The wheels go round and round...
By now it’s common knowledge that Justice Sandra Day O’Connor is retiring from the Supreme Court, and Chief Justice William Rehnquist is not. Naturally, the rumor mills have hit overdrive, on all sites interested in the High Court, which is to say pretty much everyone.
It occurs to me that a good sense of what to expect, would come from a consideration of what we already know about the Justices. Some of it is bound to be wrong, but in the main we should still get the gist of it.
First, why did O’Connor resign? Her health is certainly not a factor, nor was there any obvious dissatisfaction with her colleagues or the Court’s direction. For all appearances, she seems to be retiring solely because she feels she has done what she wanted, which is fine, except that I don’t buy it.
I am a big fan of the late Roger Zelazny, especially his Chronicles of Amber series. I remember one scene where the family on which the story focuses, and a key dispute where each side has a leader, and the family separates both figuratively and literally according to where they stand. The Court is the same way, led on the Left and Right by Ginsburg and Scalia respectively. Rehnquist is the Chief Justice, but that doesn’t give him the most influence. With all the 5-4 decisions in the past few years, the divide has been fluid and real.
Next up on each team would be Breyer and Souter for the Left, and Thomas and Rehnquist on the Right. That left the final three to swing the calls, Kennedy, Stevens, and of course O’Connor. Those final three most likely think of themselves as Independents in the power balance of the Court, but that doesn’t change their personal tilts. O’Connor, it may be remembered, was a strong Bush supporter in 2000, while Ginsburg was a vocal advocate of Gore, and likely also for Kerry. This suggests to me that O’Connor wanted to give Bush a clear nominee all his own, while Ginsburg will try to hold out to 2009 and 2010 on the hope that a Democrat President will choose her replacement.
This brings us to Rehnquist. If Rehnquist steps down at the same time as O’Connor, expect the RINOs to demand a “balance”, matching a conservative Justice with a “moderate”, meaning weak enough to satisfy the Democrats, as in Souter II. But since Rehnquist says he is not stepping down, then Bush is free to nominate whomever he likes, which hopefully means a Garza or a Brown. Since Bush has not had a nominee before, his nominee will probably pass far more easily than the press realizes, especially with the focus on just one nominee, and since Bush is not going to announce the nominee with any more time than he needs; this is exactly why we have not heard the nominee’s name before - it’s good tactics.

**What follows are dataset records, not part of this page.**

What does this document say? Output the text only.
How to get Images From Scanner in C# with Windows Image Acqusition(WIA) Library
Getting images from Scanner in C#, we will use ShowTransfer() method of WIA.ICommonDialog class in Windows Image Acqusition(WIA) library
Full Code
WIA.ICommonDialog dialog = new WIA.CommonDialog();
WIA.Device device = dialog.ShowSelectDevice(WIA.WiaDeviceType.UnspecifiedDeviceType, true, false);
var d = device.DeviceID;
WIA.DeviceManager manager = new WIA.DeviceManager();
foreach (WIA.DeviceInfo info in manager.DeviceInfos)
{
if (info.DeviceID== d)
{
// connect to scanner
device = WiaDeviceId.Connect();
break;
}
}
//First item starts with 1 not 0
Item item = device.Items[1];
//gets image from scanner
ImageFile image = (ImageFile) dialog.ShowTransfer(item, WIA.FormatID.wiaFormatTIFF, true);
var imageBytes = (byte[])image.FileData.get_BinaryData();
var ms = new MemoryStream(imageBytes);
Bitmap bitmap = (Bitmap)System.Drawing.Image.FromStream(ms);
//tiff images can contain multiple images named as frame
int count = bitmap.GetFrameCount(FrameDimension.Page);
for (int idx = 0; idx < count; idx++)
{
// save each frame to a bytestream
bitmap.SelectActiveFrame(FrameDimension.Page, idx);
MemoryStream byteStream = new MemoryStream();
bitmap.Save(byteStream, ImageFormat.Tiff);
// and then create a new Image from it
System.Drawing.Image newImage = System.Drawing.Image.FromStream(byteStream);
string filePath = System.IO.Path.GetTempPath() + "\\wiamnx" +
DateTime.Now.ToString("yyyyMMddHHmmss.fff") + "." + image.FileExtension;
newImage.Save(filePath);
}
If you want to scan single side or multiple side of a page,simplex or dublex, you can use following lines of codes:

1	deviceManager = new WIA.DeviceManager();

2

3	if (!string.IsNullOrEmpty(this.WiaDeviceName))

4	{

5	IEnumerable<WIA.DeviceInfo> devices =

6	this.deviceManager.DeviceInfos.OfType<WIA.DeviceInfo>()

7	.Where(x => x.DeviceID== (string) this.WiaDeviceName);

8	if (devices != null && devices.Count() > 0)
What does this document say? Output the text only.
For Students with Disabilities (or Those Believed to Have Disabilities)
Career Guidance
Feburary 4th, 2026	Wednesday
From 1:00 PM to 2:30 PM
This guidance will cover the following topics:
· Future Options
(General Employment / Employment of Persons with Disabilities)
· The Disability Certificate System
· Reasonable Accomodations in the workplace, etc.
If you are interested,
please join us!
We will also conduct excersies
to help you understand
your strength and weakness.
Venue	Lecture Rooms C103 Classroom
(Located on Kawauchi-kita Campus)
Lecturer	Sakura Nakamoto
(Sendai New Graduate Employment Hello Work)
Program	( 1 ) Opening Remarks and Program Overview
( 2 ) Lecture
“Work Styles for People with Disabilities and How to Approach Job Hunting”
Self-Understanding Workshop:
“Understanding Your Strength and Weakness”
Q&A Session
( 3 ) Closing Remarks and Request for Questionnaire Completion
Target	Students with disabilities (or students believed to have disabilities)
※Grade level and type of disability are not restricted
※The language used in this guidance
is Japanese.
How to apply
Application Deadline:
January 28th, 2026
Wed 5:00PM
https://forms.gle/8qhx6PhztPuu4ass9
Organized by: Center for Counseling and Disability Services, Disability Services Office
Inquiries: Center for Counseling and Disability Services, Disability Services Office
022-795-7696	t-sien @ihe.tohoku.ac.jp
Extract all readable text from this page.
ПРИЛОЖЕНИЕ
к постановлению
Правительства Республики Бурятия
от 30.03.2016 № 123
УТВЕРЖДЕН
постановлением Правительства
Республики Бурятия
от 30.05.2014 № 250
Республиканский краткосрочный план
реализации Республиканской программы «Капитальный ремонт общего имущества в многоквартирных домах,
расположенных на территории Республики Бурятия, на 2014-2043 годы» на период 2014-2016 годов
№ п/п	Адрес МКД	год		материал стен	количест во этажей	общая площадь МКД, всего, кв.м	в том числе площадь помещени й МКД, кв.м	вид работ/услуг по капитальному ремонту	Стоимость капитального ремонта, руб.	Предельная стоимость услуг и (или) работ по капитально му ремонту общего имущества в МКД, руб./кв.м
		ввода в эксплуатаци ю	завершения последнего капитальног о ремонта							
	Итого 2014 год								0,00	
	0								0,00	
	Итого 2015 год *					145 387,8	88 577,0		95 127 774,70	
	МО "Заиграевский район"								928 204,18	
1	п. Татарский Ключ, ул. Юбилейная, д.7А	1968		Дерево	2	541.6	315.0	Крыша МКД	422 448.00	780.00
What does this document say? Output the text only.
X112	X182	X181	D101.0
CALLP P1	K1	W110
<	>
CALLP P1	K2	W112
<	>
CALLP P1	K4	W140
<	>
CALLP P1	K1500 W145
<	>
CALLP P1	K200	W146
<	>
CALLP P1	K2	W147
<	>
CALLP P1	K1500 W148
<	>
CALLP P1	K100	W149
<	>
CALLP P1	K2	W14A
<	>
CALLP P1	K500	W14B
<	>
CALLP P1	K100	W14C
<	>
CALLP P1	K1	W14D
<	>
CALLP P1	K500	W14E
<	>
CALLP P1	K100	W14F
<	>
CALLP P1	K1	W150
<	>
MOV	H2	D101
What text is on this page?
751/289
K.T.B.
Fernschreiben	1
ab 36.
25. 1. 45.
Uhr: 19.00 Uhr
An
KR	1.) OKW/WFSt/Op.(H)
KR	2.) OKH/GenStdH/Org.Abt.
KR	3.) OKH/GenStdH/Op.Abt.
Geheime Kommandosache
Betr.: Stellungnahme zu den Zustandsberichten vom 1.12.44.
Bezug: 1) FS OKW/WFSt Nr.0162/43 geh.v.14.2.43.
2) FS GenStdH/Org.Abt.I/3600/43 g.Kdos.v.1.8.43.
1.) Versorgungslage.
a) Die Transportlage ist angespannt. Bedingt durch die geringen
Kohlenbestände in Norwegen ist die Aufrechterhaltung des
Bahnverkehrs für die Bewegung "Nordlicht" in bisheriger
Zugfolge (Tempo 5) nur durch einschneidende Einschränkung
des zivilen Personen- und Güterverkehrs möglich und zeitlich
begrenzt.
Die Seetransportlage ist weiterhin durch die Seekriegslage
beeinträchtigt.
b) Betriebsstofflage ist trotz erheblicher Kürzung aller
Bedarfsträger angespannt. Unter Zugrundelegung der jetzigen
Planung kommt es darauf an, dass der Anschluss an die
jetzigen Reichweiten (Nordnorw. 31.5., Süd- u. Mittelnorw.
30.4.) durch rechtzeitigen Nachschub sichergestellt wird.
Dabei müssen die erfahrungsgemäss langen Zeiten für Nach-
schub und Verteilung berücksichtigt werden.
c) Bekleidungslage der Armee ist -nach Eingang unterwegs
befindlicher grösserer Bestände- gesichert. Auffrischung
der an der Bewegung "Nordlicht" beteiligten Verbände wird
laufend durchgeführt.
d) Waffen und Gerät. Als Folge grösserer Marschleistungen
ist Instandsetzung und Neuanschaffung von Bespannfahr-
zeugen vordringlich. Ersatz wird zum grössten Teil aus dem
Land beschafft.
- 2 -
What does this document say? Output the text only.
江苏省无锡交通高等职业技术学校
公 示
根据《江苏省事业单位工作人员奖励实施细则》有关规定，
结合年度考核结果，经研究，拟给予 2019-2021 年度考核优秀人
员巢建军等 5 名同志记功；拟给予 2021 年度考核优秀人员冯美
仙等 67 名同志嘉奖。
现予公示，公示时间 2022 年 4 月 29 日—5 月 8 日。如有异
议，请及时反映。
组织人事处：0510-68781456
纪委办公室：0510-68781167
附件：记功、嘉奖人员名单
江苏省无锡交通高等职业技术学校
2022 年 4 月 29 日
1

If I had to guess, I have a feeling that Rehnquist will try to tough out the coming session, and will step down next summer. Yes, it will make the Court an issue in the 2006 Elections, but Ginsburg is weaker than she lets on (I suspect), and it is entirely possible that Rehnquist will try to talk her into stepping out with him, which makes it likely that Bush will wait until then to submit Gonzalez, possibly for Chief Justice. The real question is the nominee for the third slot (Ginsberg); will Bush push for a Conservative to replace Ginsberg (who replaced a fairly Conservative Justice in 1993) , or appeal to “moderates” with someone more to their liking (though still likely to be labeled “Hard Right” for political attack value). I’m hoping Bush will play it straight and move the Court to the Originalist lane as much as he can.
Scalia, Breyer, Thomas, Souter, and Kennedy are all in pretty good health and have no plans to go. As for Stevens, I’d expect he’ll do his best to hang on to 2009, in hopes for a Democrat President to follow Bush. If his health allows it, that is.